Periodontal disease, also called gum disease, is a chronic bacterial infection that affects gums and bone supporting the teeth. The condition can arise for many reasons. Major causes are poor dental hygiene and smoking. Diabetes, unhealthy diet, and stress also can add to your chance of developing gum disease. People who have uncontrolled diabetes may develop periodontal disease more often and more severely than those with controlled diabetes.
Early gum disease, called gingivitis, is characterized by red, swollen, bleeding gums. In this milder form of the disease, only the gums are affected. At this stage, the condition is treated with daily brushing and flossing, and regular dental cleanings. Gingivitis is usually reversible.
In later-stage disease, called periodontitis, gums are seriously damaged and begin to pull away from the teeth.
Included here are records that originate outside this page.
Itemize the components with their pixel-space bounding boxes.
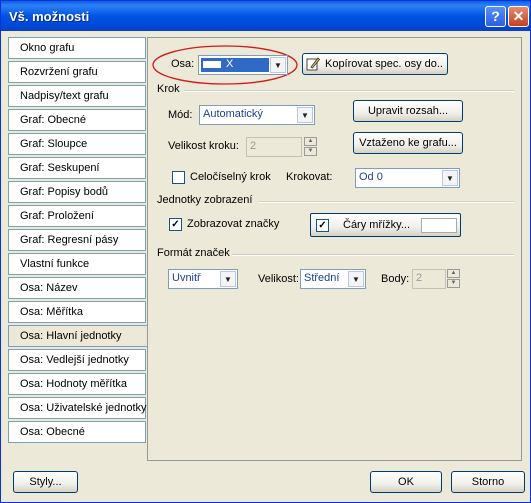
- show-marks-label: Zobrazovat značky: [187, 218, 280, 230]
- sidebar-item-graph-grouping[interactable]: Graf: Seskupení: [8, 157, 146, 179]
- styles-button[interactable]: Styly...: [13, 471, 78, 493]
- separator: [184, 90, 514, 92]
- sidebar-item-axis-general[interactable]: Osa: Obecné: [8, 421, 146, 443]
- sidebar-item-graph-point-labels[interactable]: Graf: Popisy bodů: [8, 181, 146, 203]
- points-label: Body:: [381, 273, 410, 285]
- close-button[interactable]: ✕: [508, 6, 529, 27]
- sidebar-item-graph-regression-bands[interactable]: Graf: Regresní pásy: [8, 229, 146, 251]
- ok-button[interactable]: OK: [370, 471, 442, 493]
- separator: [232, 254, 514, 256]
- axis-select-highlight: X: [201, 58, 269, 72]
- chevron-down-icon[interactable]: ▼: [348, 271, 364, 287]
- chevron-down-icon[interactable]: ▼: [442, 170, 458, 186]
- gridlines-checkbox[interactable]: ✓: [316, 219, 329, 232]
- chevron-down-icon[interactable]: ▼: [297, 107, 313, 123]
- mark-size-label: Velikost:: [258, 273, 299, 285]
- mark-size-select[interactable]: Střední ▼: [300, 269, 366, 289]
- spin-up-icon[interactable]: ▲: [447, 269, 460, 278]
- sidebar-item-graph-fit[interactable]: Graf: Proložení: [8, 205, 146, 227]
- sidebar-item-graph-columns[interactable]: Graf: Sloupce: [8, 133, 146, 155]
- group-mark-format-label: Formát značek: [157, 247, 230, 259]
- checkmark-icon: ✓: [171, 219, 180, 230]
- sidebar-item-titles-text[interactable]: Nadpisy/text grafu: [8, 85, 146, 107]
- mode-select-value: Automatický: [203, 108, 263, 120]
- mark-position-value: Uvnitř: [172, 272, 201, 284]
- spin-down-icon[interactable]: ▼: [304, 147, 317, 156]
- stepping-label: Krokovat:: [286, 171, 333, 183]
- step-size-spinner[interactable]: ▲ ▼: [304, 137, 317, 157]
- sidebar-item-axis-title[interactable]: Osa: Název: [8, 277, 146, 299]
- mode-select[interactable]: Automatický ▼: [199, 105, 315, 125]
- gridlines-label: Čáry mřížky...: [343, 219, 411, 231]
- points-spinner[interactable]: ▲ ▼: [447, 269, 460, 289]
- mode-label: Mód:: [168, 109, 193, 121]
- points-input[interactable]: 2: [412, 269, 446, 289]
- sidebar-item-graph-general[interactable]: Graf: Obecné: [8, 109, 146, 131]
- separator: [258, 201, 514, 203]
- mark-size-value: Střední: [304, 272, 340, 284]
- group-display-units-label: Jednotky zobrazení: [157, 194, 253, 206]
- axis-label: Osa:: [171, 58, 195, 70]
- chevron-down-icon[interactable]: ▼: [220, 271, 236, 287]
- axis-select-value: X: [226, 58, 234, 70]
- copy-axis-label: Kopírovat spec. osy do..: [324, 58, 443, 70]
- sidebar-item-axis-user-units[interactable]: Osa: Uživatelské jednotky: [8, 397, 147, 419]
- axis-line-icon: [203, 61, 221, 68]
- gridlines-group-button[interactable]: ✓ Čáry mřížky...: [310, 213, 461, 237]
- group-step-label: Krok: [157, 83, 180, 95]
- adjust-range-button[interactable]: Upravit rozsah...: [353, 100, 463, 122]
- step-size-value: 2: [250, 140, 257, 152]
- title-bar: Vš. možnosti ? ✕: [1, 1, 530, 31]
- mark-position-select[interactable]: Uvnitř ▼: [168, 269, 238, 289]
- sidebar-item-custom-function[interactable]: Vlastní funkce: [8, 253, 146, 275]
- integer-step-checkbox[interactable]: [172, 171, 185, 184]
- close-icon: ✕: [512, 8, 525, 24]
- sidebar-item-chart-window[interactable]: Okno grafu: [8, 37, 146, 59]
- show-marks-checkbox[interactable]: ✓: [169, 218, 182, 231]
- edit-icon: [306, 56, 321, 71]
- spin-down-icon[interactable]: ▼: [447, 279, 460, 288]
- settings-panel: Osa: X ▼ Kopírovat spec. osy do.. Krok M…: [147, 37, 522, 461]
- spin-up-icon[interactable]: ▲: [304, 137, 317, 146]
- help-button[interactable]: ?: [485, 6, 506, 27]
- help-icon: ?: [491, 8, 500, 24]
- step-size-input[interactable]: 2: [246, 137, 302, 157]
- related-to-graph-button[interactable]: Vztaženo ke grafu...: [353, 132, 463, 154]
- stepping-select[interactable]: Od 0 ▼: [355, 168, 460, 188]
- gridline-color-swatch: [421, 218, 457, 233]
- chevron-down-icon[interactable]: ▼: [270, 57, 286, 73]
- sidebar-item-axis-minor-units[interactable]: Osa: Vedlejší jednotky: [8, 349, 146, 371]
- sidebar-item-chart-layout[interactable]: Rozvržení grafu: [8, 61, 146, 83]
- stepping-select-value: Od 0: [359, 171, 383, 183]
- options-dialog: Vš. možnosti ? ✕ Okno grafu Rozvržení gr…: [0, 0, 531, 503]
- copy-axis-button[interactable]: Kopírovat spec. osy do..: [302, 53, 448, 75]
- integer-step-label: Celočíselný krok: [190, 171, 271, 183]
- axis-select[interactable]: X ▼: [198, 55, 288, 75]
- step-size-label: Velikost kroku:: [168, 140, 239, 152]
- cancel-button[interactable]: Storno: [451, 471, 525, 493]
- sidebar-item-axis-scale-values[interactable]: Osa: Hodnoty měřítka: [8, 373, 146, 395]
- sidebar-item-axis-major-units[interactable]: Osa: Hlavní jednotky: [8, 325, 150, 347]
- sidebar-item-axis-scale[interactable]: Osa: Měřítka: [8, 301, 146, 323]
- window-title: Vš. možnosti: [9, 9, 90, 24]
- checkmark-icon: ✓: [318, 220, 327, 231]
- points-value: 2: [416, 272, 423, 284]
You may also lose supporting bone. This stage of the disease may require surgical treatment and is not reversible.
The first line of defense against gum disease is good oral care. Brush twice a day with fluoride toothpaste, paying special attention to the gum line, and floss once a day. Also important: Avoid smoking. Finally, see your dentist regularly to have your teeth cleaned and checked.
“What is Gum Disease.” Know Your Teeth, Academy of General Dentistry. www.knowyourteeth.com/infobites/abc/article/?abc=G&iid=324&aid=1251 Accessed 2013.
“Periodontal (Gum) Disease” National Institute of Dental and Craniofacial Research, National Institute of Health. http://www.nidcr.nih.gov/OralHealth/Topics/GumDiseases/PeriodontalGumDisease.htm Accessed 2013.
“Gum Disease” Mouth Healthy, American Dental Association. www.mouthhealthy.org/en/az-topics/g/gum-disease Accessed 2013.